# Need name suggestions please...



## kwhit (Apr 7, 2008)

This feral kitten has been coming to my house for the past few months. He’s been sleeping inside but wants to go out during the day with his mom. I’ve been feeding his mom and him for months. His mom has been coming around since she was pregnant with him. I’m still trying to tame her, she almost let me pet her yesterday, but ran off before I could. I don’t think I’ll ever be able to totally tame him unless I get his mom in my house also. I might have to trap her, but I hate to do that. She’s a beautiful Ragdoll mix and I named her Purrl. But for some reason I am having a difficult time naming the baby, so I thought I would ask here. I’ve included his picture and Purrl’s picture. TIA. ☺


----------



## CAROLINA MOM (May 12, 2009)

I am terrible with names but I wanted to tell you Momma Purrl and her little one are really pretty.


----------



## OscarsDad (Dec 20, 2017)

Wisdom...


----------



## cwag (Apr 25, 2017)

The white chest and paws remind me of Santa's beard and fur trim. What about Claus.


----------



## tikiandme (May 16, 2010)

This is probably really lame, but how about Knit, i.e., Knit and Purrl.


----------



## Megora (Jun 7, 2010)

Tomte or Nisse


----------



## LovedTessa (Jun 8, 2019)

Jethro


----------



## diane0905 (Aug 20, 2010)

Celeste

Disclaimer: I've never owned a cat. She sure is pretty.


----------



## OscarsDad (Dec 20, 2017)

cwag said:


> The white chest and paws remind me of Santa's beard and fur trim. What about Claus.
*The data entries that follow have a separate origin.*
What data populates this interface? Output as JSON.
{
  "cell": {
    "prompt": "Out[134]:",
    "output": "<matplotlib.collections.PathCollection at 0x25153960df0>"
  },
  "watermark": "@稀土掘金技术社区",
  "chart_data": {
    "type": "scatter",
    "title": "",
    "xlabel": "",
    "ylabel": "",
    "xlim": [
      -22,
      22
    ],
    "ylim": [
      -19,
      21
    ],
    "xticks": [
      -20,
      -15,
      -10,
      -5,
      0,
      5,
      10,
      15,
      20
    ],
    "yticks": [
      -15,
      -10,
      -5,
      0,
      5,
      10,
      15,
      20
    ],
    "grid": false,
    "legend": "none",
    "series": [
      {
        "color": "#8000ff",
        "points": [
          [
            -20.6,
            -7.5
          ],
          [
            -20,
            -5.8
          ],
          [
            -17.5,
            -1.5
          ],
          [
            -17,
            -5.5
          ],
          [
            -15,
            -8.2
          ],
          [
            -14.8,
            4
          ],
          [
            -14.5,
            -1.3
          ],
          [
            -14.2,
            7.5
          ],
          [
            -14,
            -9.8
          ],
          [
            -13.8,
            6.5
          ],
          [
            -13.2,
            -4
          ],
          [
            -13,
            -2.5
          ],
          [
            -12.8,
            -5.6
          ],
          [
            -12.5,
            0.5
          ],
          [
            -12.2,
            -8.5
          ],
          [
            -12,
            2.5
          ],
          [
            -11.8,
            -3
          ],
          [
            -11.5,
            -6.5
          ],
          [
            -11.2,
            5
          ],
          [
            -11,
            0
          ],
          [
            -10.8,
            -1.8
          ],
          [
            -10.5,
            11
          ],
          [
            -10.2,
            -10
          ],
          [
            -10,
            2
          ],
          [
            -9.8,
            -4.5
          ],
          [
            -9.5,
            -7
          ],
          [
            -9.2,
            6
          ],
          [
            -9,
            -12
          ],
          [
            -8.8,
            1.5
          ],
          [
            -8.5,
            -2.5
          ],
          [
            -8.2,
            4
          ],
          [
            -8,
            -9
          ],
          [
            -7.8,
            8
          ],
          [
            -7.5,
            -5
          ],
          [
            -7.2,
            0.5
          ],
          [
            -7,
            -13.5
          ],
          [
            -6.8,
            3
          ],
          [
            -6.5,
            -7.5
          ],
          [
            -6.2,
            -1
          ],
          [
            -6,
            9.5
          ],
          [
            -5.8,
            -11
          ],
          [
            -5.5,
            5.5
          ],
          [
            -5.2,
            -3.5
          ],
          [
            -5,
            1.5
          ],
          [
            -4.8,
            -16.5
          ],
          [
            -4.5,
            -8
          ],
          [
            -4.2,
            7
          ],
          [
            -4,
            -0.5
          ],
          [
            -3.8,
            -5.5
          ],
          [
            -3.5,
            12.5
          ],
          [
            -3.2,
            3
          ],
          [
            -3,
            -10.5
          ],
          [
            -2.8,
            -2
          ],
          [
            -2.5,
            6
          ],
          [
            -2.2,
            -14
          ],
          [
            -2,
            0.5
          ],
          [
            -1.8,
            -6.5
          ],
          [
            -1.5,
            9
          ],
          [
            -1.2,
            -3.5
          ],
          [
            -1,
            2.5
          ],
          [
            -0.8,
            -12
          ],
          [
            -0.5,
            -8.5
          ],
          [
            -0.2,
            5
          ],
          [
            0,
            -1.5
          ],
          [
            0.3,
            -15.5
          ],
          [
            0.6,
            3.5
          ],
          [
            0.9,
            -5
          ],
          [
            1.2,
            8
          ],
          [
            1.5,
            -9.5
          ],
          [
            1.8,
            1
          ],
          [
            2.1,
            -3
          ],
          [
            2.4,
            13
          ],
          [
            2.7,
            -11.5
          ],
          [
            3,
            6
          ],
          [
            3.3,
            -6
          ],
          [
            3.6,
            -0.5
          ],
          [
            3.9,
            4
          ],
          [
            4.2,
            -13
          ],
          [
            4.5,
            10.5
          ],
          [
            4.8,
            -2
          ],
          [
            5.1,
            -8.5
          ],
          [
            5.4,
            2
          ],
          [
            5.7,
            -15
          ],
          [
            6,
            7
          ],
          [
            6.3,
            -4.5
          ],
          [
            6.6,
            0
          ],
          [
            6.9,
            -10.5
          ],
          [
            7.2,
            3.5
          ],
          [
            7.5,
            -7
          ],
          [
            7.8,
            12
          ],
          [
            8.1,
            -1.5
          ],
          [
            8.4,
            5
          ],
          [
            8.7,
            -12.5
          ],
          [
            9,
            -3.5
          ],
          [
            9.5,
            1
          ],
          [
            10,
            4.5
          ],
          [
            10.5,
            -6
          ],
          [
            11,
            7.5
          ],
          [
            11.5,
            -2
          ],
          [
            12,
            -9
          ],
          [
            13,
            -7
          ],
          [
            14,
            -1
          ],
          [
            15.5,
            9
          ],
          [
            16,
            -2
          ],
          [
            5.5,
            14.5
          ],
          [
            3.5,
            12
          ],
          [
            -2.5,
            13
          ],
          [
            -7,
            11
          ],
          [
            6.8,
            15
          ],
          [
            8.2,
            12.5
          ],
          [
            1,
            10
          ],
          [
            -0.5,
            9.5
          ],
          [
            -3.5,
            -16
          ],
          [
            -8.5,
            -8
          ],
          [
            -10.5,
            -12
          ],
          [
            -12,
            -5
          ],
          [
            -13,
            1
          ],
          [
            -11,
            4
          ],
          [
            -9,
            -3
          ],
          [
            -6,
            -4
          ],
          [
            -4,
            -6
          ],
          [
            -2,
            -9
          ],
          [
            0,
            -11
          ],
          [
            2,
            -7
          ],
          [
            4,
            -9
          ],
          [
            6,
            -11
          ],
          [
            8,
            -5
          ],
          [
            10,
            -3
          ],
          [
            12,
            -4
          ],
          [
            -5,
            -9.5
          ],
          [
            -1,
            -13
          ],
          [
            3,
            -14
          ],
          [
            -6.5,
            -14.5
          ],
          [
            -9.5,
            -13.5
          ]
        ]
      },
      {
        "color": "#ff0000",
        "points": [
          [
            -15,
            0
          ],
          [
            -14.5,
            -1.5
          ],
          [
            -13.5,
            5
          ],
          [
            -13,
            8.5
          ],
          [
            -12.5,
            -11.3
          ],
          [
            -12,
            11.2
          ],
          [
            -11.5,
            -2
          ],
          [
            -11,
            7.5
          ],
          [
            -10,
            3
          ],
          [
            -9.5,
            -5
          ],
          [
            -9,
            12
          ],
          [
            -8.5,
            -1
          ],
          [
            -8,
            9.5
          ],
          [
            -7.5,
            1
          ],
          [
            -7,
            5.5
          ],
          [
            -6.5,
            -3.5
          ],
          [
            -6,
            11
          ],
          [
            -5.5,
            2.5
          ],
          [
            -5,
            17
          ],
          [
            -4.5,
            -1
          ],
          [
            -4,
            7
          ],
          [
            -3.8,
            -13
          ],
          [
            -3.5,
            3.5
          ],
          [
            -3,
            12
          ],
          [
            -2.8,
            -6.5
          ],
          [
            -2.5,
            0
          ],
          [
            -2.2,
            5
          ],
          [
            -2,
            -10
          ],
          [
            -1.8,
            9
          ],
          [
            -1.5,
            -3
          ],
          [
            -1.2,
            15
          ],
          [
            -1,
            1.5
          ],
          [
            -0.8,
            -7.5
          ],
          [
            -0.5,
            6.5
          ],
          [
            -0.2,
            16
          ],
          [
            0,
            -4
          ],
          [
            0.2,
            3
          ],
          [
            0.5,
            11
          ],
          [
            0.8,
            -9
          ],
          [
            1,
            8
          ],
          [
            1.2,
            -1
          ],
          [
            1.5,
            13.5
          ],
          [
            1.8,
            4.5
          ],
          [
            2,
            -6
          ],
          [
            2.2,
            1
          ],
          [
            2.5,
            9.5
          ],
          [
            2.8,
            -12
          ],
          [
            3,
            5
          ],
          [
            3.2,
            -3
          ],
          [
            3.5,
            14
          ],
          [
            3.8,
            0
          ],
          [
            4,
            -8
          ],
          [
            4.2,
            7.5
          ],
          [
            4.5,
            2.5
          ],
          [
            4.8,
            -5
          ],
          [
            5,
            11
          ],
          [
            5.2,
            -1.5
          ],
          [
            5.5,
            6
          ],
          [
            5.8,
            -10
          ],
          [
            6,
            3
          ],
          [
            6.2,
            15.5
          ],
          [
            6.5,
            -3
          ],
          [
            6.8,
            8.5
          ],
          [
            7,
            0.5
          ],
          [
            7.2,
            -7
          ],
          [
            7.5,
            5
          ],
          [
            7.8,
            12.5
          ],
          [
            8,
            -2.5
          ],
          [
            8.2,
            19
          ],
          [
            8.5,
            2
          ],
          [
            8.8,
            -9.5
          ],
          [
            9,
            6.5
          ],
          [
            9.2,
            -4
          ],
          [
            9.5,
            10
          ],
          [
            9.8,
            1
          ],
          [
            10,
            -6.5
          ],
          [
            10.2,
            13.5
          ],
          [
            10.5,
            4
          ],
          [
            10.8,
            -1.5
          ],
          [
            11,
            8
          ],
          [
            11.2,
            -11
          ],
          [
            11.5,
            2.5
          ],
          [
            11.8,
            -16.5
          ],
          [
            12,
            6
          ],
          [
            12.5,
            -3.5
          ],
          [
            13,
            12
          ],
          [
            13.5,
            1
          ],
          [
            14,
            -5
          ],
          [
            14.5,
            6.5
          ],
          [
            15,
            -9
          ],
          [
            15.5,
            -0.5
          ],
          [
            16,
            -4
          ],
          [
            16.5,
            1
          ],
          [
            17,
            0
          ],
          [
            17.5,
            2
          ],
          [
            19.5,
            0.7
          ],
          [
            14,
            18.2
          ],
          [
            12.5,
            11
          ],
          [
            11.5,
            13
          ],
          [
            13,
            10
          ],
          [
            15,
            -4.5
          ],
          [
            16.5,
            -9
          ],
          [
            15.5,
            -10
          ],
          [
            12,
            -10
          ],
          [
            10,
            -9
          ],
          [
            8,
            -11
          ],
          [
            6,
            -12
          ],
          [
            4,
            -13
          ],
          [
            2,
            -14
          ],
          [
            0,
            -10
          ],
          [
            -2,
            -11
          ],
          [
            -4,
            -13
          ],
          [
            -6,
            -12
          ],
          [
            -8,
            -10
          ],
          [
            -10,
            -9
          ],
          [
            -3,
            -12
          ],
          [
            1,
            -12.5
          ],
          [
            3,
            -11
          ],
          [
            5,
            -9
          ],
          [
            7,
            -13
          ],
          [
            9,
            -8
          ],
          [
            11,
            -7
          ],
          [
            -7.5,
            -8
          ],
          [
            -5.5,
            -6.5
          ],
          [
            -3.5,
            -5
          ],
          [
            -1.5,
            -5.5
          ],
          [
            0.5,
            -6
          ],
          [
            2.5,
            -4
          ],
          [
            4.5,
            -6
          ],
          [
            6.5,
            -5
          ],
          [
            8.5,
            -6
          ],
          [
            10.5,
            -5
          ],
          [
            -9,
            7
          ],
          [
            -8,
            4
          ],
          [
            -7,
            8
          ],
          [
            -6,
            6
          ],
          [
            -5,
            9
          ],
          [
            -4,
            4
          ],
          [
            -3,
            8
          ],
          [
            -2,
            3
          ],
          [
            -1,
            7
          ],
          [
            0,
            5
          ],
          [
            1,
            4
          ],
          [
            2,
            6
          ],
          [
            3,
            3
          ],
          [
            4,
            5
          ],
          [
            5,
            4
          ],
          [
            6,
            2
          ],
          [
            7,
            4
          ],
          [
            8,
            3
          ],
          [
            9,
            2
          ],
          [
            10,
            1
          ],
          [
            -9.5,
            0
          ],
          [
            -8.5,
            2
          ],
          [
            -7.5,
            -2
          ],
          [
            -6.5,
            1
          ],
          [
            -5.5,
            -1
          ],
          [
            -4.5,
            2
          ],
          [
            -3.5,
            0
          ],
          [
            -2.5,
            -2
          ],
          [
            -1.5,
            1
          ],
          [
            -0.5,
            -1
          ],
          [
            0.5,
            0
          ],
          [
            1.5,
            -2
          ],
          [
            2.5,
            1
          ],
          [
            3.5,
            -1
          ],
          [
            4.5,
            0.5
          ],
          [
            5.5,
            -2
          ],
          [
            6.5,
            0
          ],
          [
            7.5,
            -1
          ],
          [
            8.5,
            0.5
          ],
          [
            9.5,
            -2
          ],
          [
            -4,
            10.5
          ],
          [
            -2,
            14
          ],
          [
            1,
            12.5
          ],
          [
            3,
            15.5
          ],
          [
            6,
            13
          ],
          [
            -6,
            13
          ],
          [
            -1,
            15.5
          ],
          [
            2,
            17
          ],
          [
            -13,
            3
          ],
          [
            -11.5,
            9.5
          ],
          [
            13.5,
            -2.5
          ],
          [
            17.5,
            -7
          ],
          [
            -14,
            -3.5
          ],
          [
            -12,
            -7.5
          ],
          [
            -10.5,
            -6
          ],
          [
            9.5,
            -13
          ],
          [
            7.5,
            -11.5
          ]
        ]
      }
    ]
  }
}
Not to mention a clever play on words!


----------



## BrianO (Apr 7, 2016)

To go with Purrl, I like Wisdom, Knit, Clutch, or Oyster.


----------



## Spiderpig (Nov 7, 2019)

Gandalf


----------



## Aidan0311 (Jun 12, 2019)

Puddy...as in I thought i saw a puddy tat! I saw a big cat named Mahtani, and thought that was a really cool name.


----------



## kwhit (Apr 7, 2008)

Thanks for all your suggestions. They were all great. ☺

I decided to name him Ozzy. He just looks like an Ozzy to me. Plus he looked at me when I called him that. ?


----------